Jeff Petry is a Red Wing thanks to the Tigers: "Wanted to play here my whole life"


Jeff Petry has spent most of his life dreaming about his new reality. As a kid who grew up watching the Red Wings win Stanley Cups, Petry fantasized about "wearing that jersey," he said. And even when he made it to the NHL as a second-round pick out of Michigan State, even as he played five years in Edmonton, eight in Montreal and one in Pittsburgh, he harbored thoughts of "wanting to play one year here, maybe at the end of my career."

"You keep thinking in your head, 'OK, what is that opportunity going to come? Can it come?'" Petry said.

It came this week when Red Wings GM Steve Yzerman, one of those legends Petry used to cheer for at the The Joe, brought the 35-year-old defenseman back to Detroit. The Wings acquired him from the Canadiens in exchange for Gustav Lindstrom and a future fourth-round pick; Petry will add a dependable presence to a suddenly deep blueline in Detroit.

"To get that call that you’re coming home to play for the team that you watched growing up, to be able to put on this jersey, it means a lot," Petry said. "It’s a very special moment."

It wouldn't been possible without his dad putting on a different jersey, in the same city. Dan Petry, a California native, was drafted by the Tigers out of high school in 1976. He'd go on to pitch 11 seasons in Detroit, helping the Tigers win the World Series in 1984 and making the All-Star Game a year later. Dan Petry and his wife, also from California, grew so comfortable in Detroit that they chose to raise their family in the area when Dan retired in 1991. At the time, Jeff was four.

"Both my parents being from California, it was, 'What can we put our two boys in that is going to keep them busy year-round?'" Jeff Petry recalled. "So it was baseball all summer and my dad knew nothing about hockey, but knew that it was big in Michigan. And that was his reason for putting us into hockey."

Jeff Petry fell hard for the fast-paced game that was foreign to his father, and wound up playing for Little Caesars at Joe Louis Arena. He laughed that while his dad always had a critique about his performance on the diamond -- Jeff was mostly a first baseman -- he rarely had a clue what was happening on the ice. On their way out of the rink after games, Dan would ask Jeff how he played, Jeff would say he played well, and Dan would shrug his shoulders and say, "Alright."

"He just didn’t know anything," said Jeff.

Except for that his son loved the sport. When Jeff decided to give up baseball in high school to pour himself into hockey, he was initially hesitant to tell his dad. He even told his baseball coach first, who called Dan ahead of time to help Jeff broach the conversation. Of course, Dan was thrilled to see Jeff chasing the same dreams as the players who adorned his bedroom walls. Jeff was an especially big fan of Nicklas Lidstrom and Vladimir Konstantinov. Who in HockeyTown wasn't? Now he'll patrol the blueline that used to be theirs.

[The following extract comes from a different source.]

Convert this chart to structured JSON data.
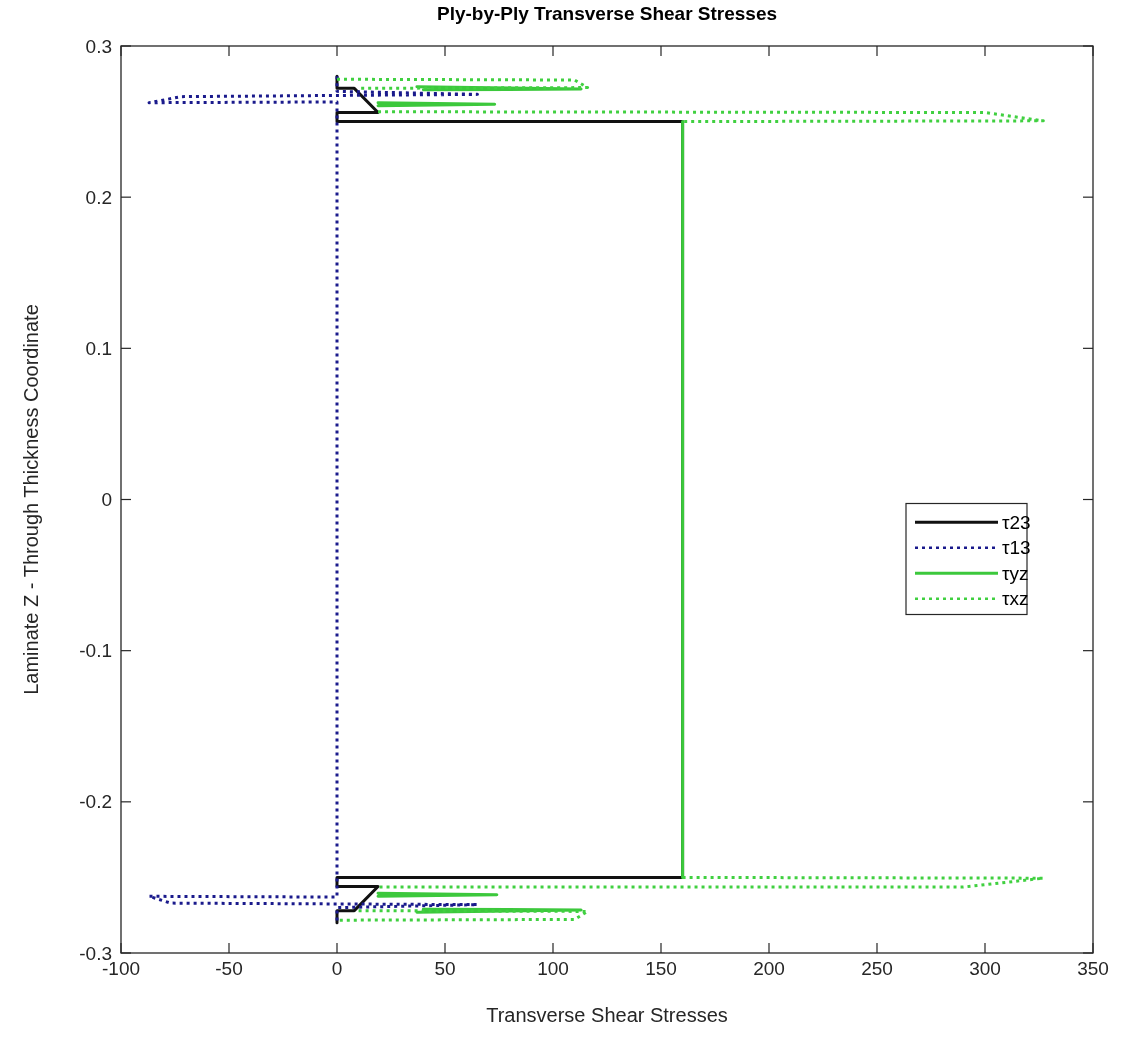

For as far as hockey has come in California, Jeff may never have fallen in love with the game had he not been raised in Detroit. Even if he had, he wouldn't have found the same opportunities to pursue it. Perhaps he would have made it all the same, but he wouldn't have grown so attached to the idea of playing for the Red Wings. When the Canadiens alerted him of a potential trade this summer and asked him for a list of preferred destinations, Jeff Petry wouldn't have said, "Detroit was the No. 1 spot on my list."

"I want to play here and I’ve wanted to my whole life," he said.

He was born in Ann Arbor, raised in Grosse Point and Farmington Hills and reared, in many respects, in rinks across Michigan. Now he has a chance to finish his career where it began, a hockey player thanks to a dad who played baseball, a Red Wing thanks to the Tigers, No. 46 in Detroit just like Dan.

"He could’ve been drafted by the Angels and played the majority of his career in California," said Jeff. "What he did with his career and the Tigers and then liking Detroit so much that he retired here has given me the opportunity to grow up playing hockey."

Which can mean only one thing. With four young sons of his own, Jeff Petry has a ballplayer or two to raise for Detroit.